Mit Challenge 21 wird die Pariser Basis als das gültig bleibende Grundlagendokument für alle CVJM-Arbeit bestätigt und eine Beschreibung der Herausforderungen des CVJM für das neue Jahrtausend vorgenommen: "In Bekräftigung der im Jahre 1855 verabschiedeten Pariser Basis, die weiterhin als Grundsatzerklärung zum Auftrag des CVJM gültig bleibt, erklären wir an der Schwelle zum dritten Jahrtausend, dass der CVJM eine weltweite, christliche, ökumenische Freiwilligenbewegung für Frauen und Männer mit besonderem Schwerpunkt und echter Beteiligung von jungen Menschen ist und dass er sich das christliche Ideal des Aufbaus einer menschlichen Gemeinschaft zum Ziel gesetzt hat, in der Gerechtigkeit, Liebe, Frieden und Versöhnung herrschen, damit die gesamte Schöpfung an der Lebensfülle teilhat."
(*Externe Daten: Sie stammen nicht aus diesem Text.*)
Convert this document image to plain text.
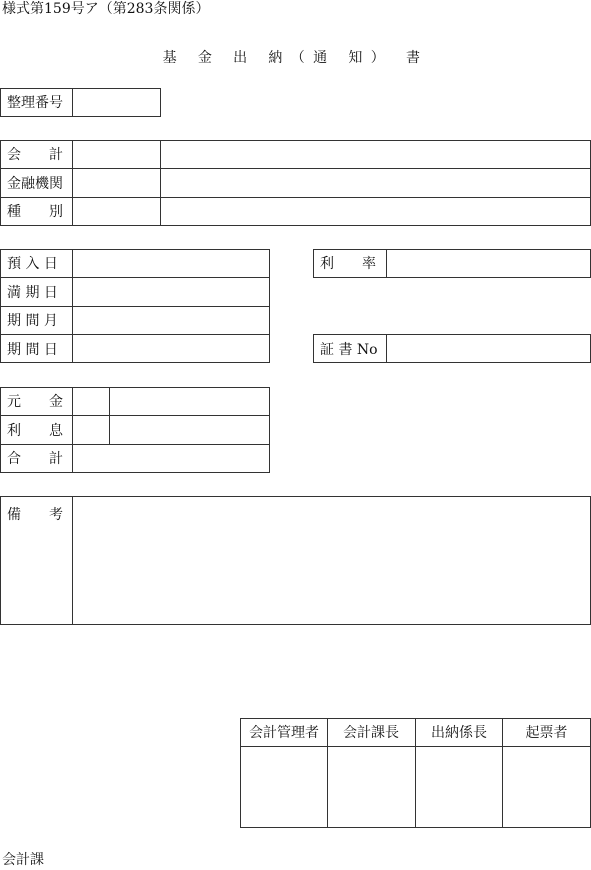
様式第159号ア（第283条関係）
基 金 出 納（通 知） 書
整理番号
会　　計
金融機関
種　　別
預 入 日
満 期 日
期 間 月
期 間 日
利　　率
証 書 No
元　　金
利　　息
合　　計
備　　考
会計管理者	会計課長	出納係長	起票者
会計課
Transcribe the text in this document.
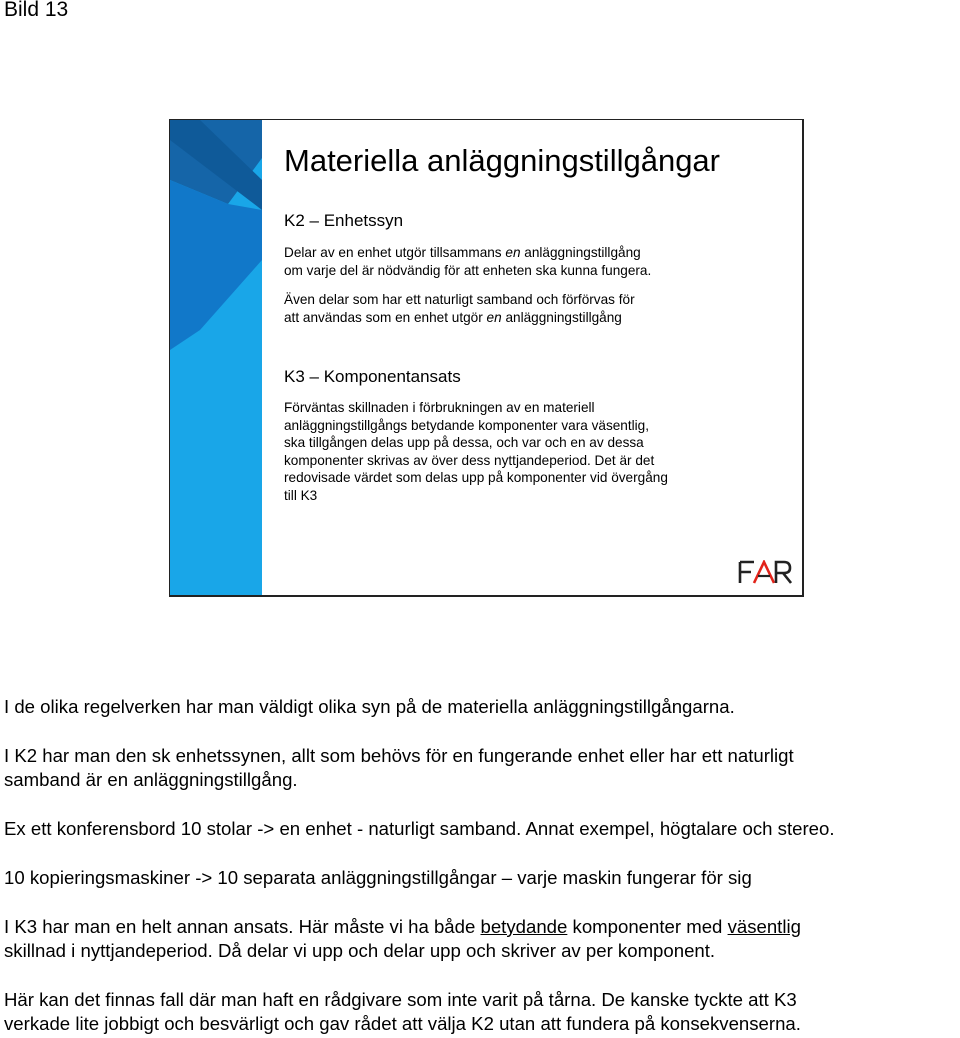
Bild 13
Materiella anläggningstillgångar
K2 – Enhetssyn
Delar av en enhet utgör tillsammans en anläggningstillgång
om varje del är nödvändig för att enheten ska kunna fungera.
Även delar som har ett naturligt samband och förförvas för
att användas som en enhet utgör en anläggningstillgång
K3 – Komponentansats
Förväntas skillnaden i förbrukningen av en materiell
anläggningstillgångs betydande komponenter vara väsentlig,
ska tillgången delas upp på dessa, och var och en av dessa
komponenter skrivas av över dess nyttjandeperiod. Det är det
redovisade värdet som delas upp på komponenter vid övergång
till K3
I de olika regelverken har man väldigt olika syn på de materiella anläggningstillgångarna.
I K2 har man den sk enhetssynen, allt som behövs för en fungerande enhet eller har ett naturligt
samband är en anläggningstillgång.
Ex ett konferensbord 10 stolar -> en enhet - naturligt samband. Annat exempel, högtalare och stereo.
10 kopieringsmaskiner -> 10 separata anläggningstillgångar – varje maskin fungerar för sig
I K3 har man en helt annan ansats. Här måste vi ha både betydande komponenter med väsentlig
skillnad i nyttjandeperiod. Då delar vi upp och delar upp och skriver av per komponent.
Här kan det finnas fall där man haft en rådgivare som inte varit på tårna. De kanske tyckte att K3
verkade lite jobbigt och besvärligt och gav rådet att välja K2 utan att fundera på konsekvenserna.
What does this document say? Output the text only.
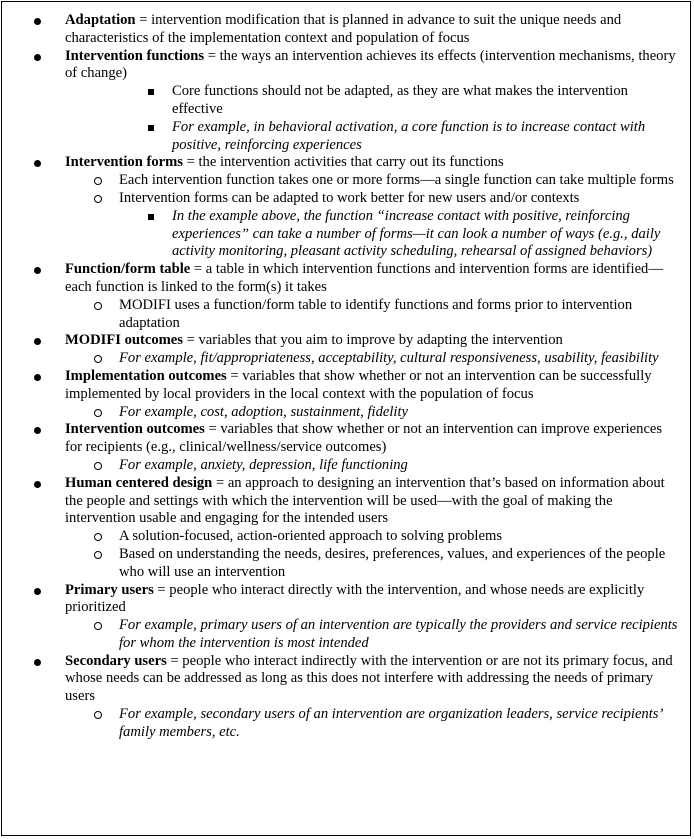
Adaptation = intervention modification that is planned in advance to suit the unique needs and characteristics of the implementation context and population of focus
Intervention functions = the ways an intervention achieves its effects (intervention mechanisms, theory of change)
Core functions should not be adapted, as they are what makes the intervention effective
For example, in behavioral activation, a core function is to increase contact with positive, reinforcing experiences
Intervention forms = the intervention activities that carry out its functions
Each intervention function takes one or more forms—a single function can take multiple forms
Intervention forms can be adapted to work better for new users and/or contexts
In the example above, the function “increase contact with positive, reinforcing experiences” can take a number of forms—it can look a number of ways (e.g., daily activity monitoring, pleasant activity scheduling, rehearsal of assigned behaviors)
Function/form table = a table in which intervention functions and intervention forms are identified—each function is linked to the form(s) it takes
MODIFI uses a function/form table to identify functions and forms prior to intervention adaptation
MODIFI outcomes = variables that you aim to improve by adapting the intervention
For example, fit/appropriateness, acceptability, cultural responsiveness, usability, feasibility
Implementation outcomes = variables that show whether or not an intervention can be successfully implemented by local providers in the local context with the population of focus
For example, cost, adoption, sustainment, fidelity
Intervention outcomes = variables that show whether or not an intervention can improve experiences for recipients (e.g., clinical/wellness/service outcomes)
For example, anxiety, depression, life functioning
Human centered design = an approach to designing an intervention that’s based on information about the people and settings with which the intervention will be used—with the goal of making the intervention usable and engaging for the intended users
A solution-focused, action-oriented approach to solving problems
Based on understanding the needs, desires, preferences, values, and experiences of the people who will use an intervention
Primary users = people who interact directly with the intervention, and whose needs are explicitly prioritized
For example, primary users of an intervention are typically the providers and service recipients for whom the intervention is most intended
Secondary users = people who interact indirectly with the intervention or are not its primary focus, and whose needs can be addressed as long as this does not interfere with addressing the needs of primary users
For example, secondary users of an intervention are organization leaders, service recipients’ family members, etc.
Es war ein schwieriger und mühsamer Prozess, der zu dieser gemeinsamen Erklärung führte, denn es gibt durchaus differierende und beinahe konträre Auffassungen über die Definition von Ökumene in der weltweiten CVJM-Bewegung. Es gibt Stimmen, die sich für einen weiter gefassten Begriff von Ökumene aussprechen, der sich von der Wortbedeutung "die ganze bewohnte Erde" ableitet und auf eine Einheit der gesamten Menschheit abzielt. Die Gefahr besteht, dass mit diesem Verständnis von Ökumene Christus nicht mehr die Mitte ist und damit auch ein Ruf in seine Nachfolge und in seine Gemeinde für unnötig gehalten wird. Es bleibt daher eine Herausforderung, die Ökumene im CVJM aus einem klaren Christusbekenntnis heraus zu gestalten und nicht nur den kleinsten gemeinsamen Nenner eines menschheitsverbindenden Humanismus zu suchen. Ökumene heißt Brücken bauen - Brücken zwischen Menschen, Kulturen, Konfessionen. Dafür will der CVJM als weltweit größter christlicher Jugendverband stehen.

Der Autor, Andreas Getfert, ist Referent für Internationale Arbeit beim CVJM-Gesamtverband in Kassel.